Chicken and dumplings were on my bucket list … sort of. As in, I have wanted to make them, for some time, but I didn’t actually write them down on my ‘official’ bucket list.
Recently, someone posted a picture on FB and, since I had six chicken drumsticks thawing in the fridge, and all the other ingredients needed, I thought I’d finally give it a try.
The dish is a soup but I’ve seen a thickened version which is almost stew-like. I found a nice simple recipe online … and then I messed with it by deciding to thicken it with a ‘beurre manie’, a flour and butter paste. I combined a tablespoon each of the two until it formed a paste and stirred about a third of the mixture into my chicken soup. But then, I said what the heck and stirred in a bit more. At the end, I had added the entire thing. A bad move it turned out.

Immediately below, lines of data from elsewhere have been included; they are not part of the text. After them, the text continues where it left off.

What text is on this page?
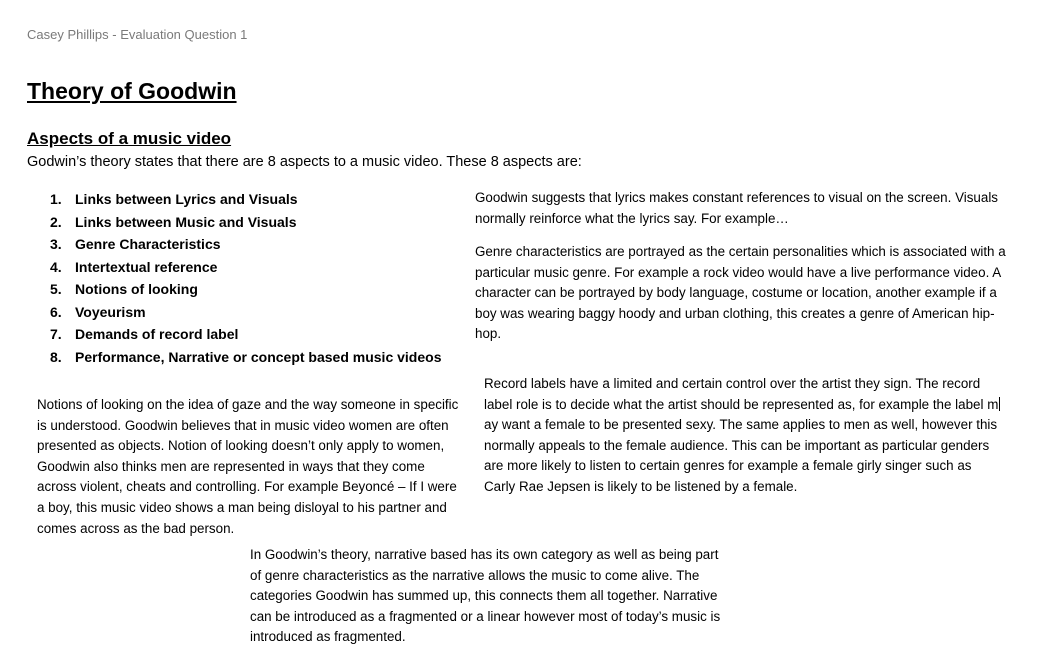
Casey Phillips - Evaluation Question 1
Theory of Goodwin
Aspects of a music video

Godwin’s theory states that there are 8 aspects to a music video. These 8 aspects are:

1. Links between Lyrics and Visuals
2. Links between Music and Visuals
3. Genre Characteristics
4. Intertextual reference
5. Notions of looking
6. Voyeurism
7. Demands of record label
8. Performance, Narrative or concept based music videos

Goodwin suggests that lyrics makes constant references to visual on the screen. Visuals normally reinforce what the lyrics say. For example…

Genre characteristics are portrayed as the certain personalities which is associated with a particular music genre. For example a rock video would have a live performance video. A character can be portrayed by body language, costume or location, another example if a boy was wearing baggy hoody and urban clothing, this creates a genre of American hip-hop.

Record labels have a limited and certain control over the artist they sign. The record label role is to decide what the artist should be represented as, for example the label may want a female to be presented sexy. The same applies to men as well, however this normally appeals to the female audience. This can be important as particular genders are more likely to listen to certain genres for example a female girly singer such as Carly Rae Jepsen is likely to be listened by a female.

Notions of looking on the idea of gaze and the way someone in specific is understood. Goodwin believes that in music video women are often presented as objects. Notion of looking doesn’t only apply to women, Goodwin also thinks men are represented in ways that they come across violent, cheats and controlling. For example Beyoncé – If I were a boy, this music video shows a man being disloyal to his partner and comes across as the bad person.

In Goodwin’s theory, narrative based has its own category as well as being part of genre characteristics as the narrative allows the music to come alive. The categories Goodwin has summed up, this connects them all together. Narrative can be introduced as a fragmented or a linear however most of today’s music is introduced as fragmented.
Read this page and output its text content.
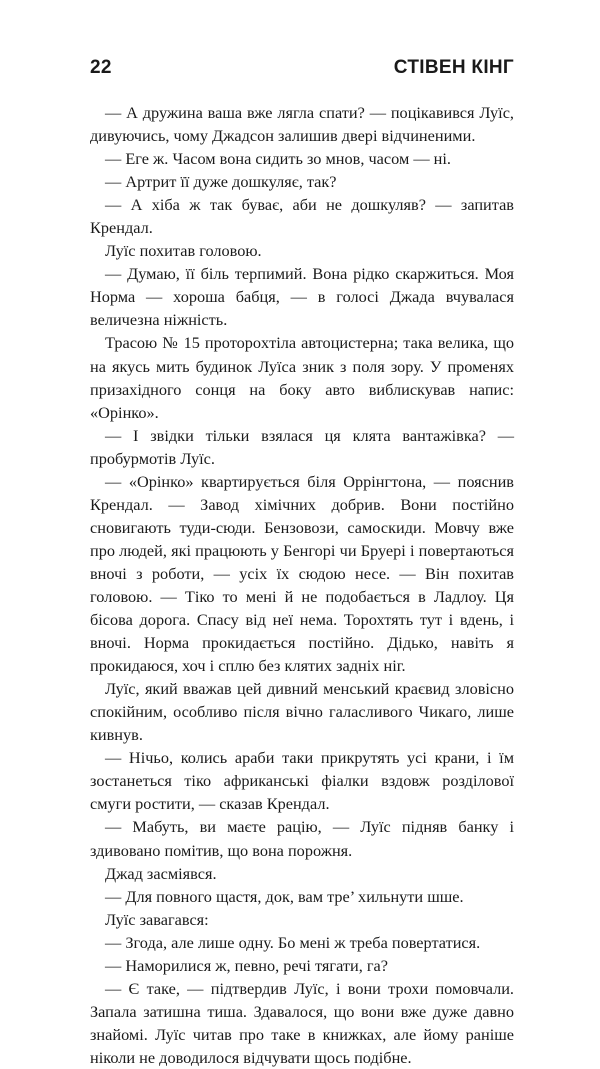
22	СТІВЕН КІНГ

— А дружина ваша вже лягла спати? — поцікавився Луїс, дивуючись, чому Джадсон залишив двері відчиненими.

— Еге ж. Часом вона сидить зо мнов, часом — ні.

— Артрит її дуже дошкуляє, так?

— А хіба ж так буває, аби не дошкуляв? — запитав Крендал.

Луїс похитав головою.

— Думаю, її біль терпимий. Вона рідко скаржиться. Моя Норма — хороша бабця, — в голосі Джада вчувалася величезна ніжність.

Трасою № 15 протороxтіла автоцистерна; така велика, що на якусь мить будинок Луїса зник з поля зору. У променях призахідного сонця на боку авто виблискував напис: «Орінко».

— І звідки тільки взялася ця клята вантажівка? — пробурмотів Луїс.

— «Орінко» квартирується біля Оррінгтона, — пояснив Крендал. — Завод хімічних добрив. Вони постійно сновигають туди-сюди. Бензовози, самоскиди. Мовчу вже про людей, які працюють у Бенгорі чи Бруері і повертаються вночі з роботи, — усіх їх сюдою несе. — Він похитав головою. — Тіко то мені й не подобається в Ладлоу. Ця бісова дорога. Спасу від неї нема. Торохтять тут і вдень, і вночі. Норма прокидається постійно. Дідько, навіть я прокидаюся, хоч і сплю без клятих задніх ніг.

Луїс, який вважав цей дивний менський краєвид зловісно спокійним, особливо після вічно галасливого Чикаго, лише кивнув.

— Нічьо, колись араби таки прикрутять усі крани, і їм зостанеться тіко африканські фіалки вздовж розділової смуги ростити, — сказав Крендал.

— Мабуть, ви маєте рацію, — Луїс підняв банку і здивовано помітив, що вона порожня.

Джад засміявся.

— Для повного щастя, док, вам тре’ хильнути шше.

Луїс завагався:

— Згода, але лише одну. Бо мені ж треба повертатися.

— Наморилися ж, певно, речі тягати, га?

— Є таке, — підтвердив Луїс, і вони трохи помовчали. Запала затишна тиша. Здавалося, що вони вже дуже давно знайомі. Луїс читав про таке в книжках, але йому раніше ніколи не доводилося відчувати щось подібне.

I had concerns about the dumpling part of this dish, too. There are two versions. A batter that’s scooped onto the top of the simmering soup and allowed to steam with the lid on until set. And a rolled out thick ‘noodle’ which cooks in the broth. You need both a big pot of soup stock for this latter version, and time to roll it out and cut it. Neither of which I had. So I went with the steamed batter version. At least this part of the dish turned out well. Another possible problem, along with thickening the soup too much, was my choice of cooking vessel. I used a large (11 inch diameter) saute pot which meant that the soup level was fairly shallow and the large surface area meant that a lot of the liquid evaporated even with the lid on.
While steaming the dumplings, I lost even more liquid to the dumplings, and the thickening soup stuck to the bottom of the pan and scorched. I couldn’t lift the lid but I shook the pan several times to free any dumplings. The dumplings didn’t stick … but the ‘soup’ did because by that point I had something that was more like the filling for chicken pot pie in density.
On the plus side, it was all edible. Even the scorched bits.
It was also saltier than I would have liked.
Chicken and Dumplings
NOTE: The recipe below doesn’t use a thickener for the soup.
Chicken and Dumplings – serves 3-4 people
2 tsp vegetable oil
6 chicken drumsticks
1 medium onion, finely diced
1 large or 2 medium carrots, peeled, medium dice
2 celery stalks, medium dice
1 clove garlic clove, peeled and smashed but still intact
4-5 cups chicken stock, divided (edited: increased from 3 cups)
salt and pepper to taste (1/2 tsp salt, 1/4 tsp ground black pepper to start)
1/4 tsp poultry seasoning
1 tbsp dried parsley
Over medium heat saute onions, carrots, celery and garlic clove until the onions start to caramelize on the edges. Remove the vegetables and brown the chicken drumsticks on both sides.
Return about half of the veggies to the pot (retain the rest of the veggies until the last 15 minutes so they’ll still have some texture), four cups of the chicken stock, salt, pepper, poultry seasoning and parsley. Bring to the boil, cover and lower the heat to a simmer. Cook for about 45 minutes, turning the chicken at least once.
Remove the garlic clove and discard.
Remove the drumsticks to a large bowl and take the meat off the bones. Discard the skin and bones and shred the meat. Return the meat to the saute pan along with the reserved vegetables. Simmer for another 15 minutes. If the soup looks like it’s reduced too much, add the reserved cup of chicken stock.
Make the batter for the dumplings and spoon rounded teaspoonfuls over the top of the soup, leaving some space between the dumplings so they can swell during cooking.
Place the lid on tightly and steam for 15 minutes, shaking gently a few times to reduce the chance of scorching.
Dumplings – makes 12 dumplings, serves 3-4
1 cup all purpose flour
1 tsp baking powder
1/2 tsp salt
2 tbsp dried parsley
1/2 cup milk
2 tbsp butter or margarine
Whisk together the flour, baking powder, salt, and parsley.
Cut in the butter.
Stir in the milk just until the flour is moistened.
Drop heaping teaspoonfuls batter on top of chicken mixture. Cover and simmer until dumplings are cooked through, about 12-15 minutes. (I steamed them for the full 15 minutes.)
Serve the chicken and dumplings topped with additional chopped parsley.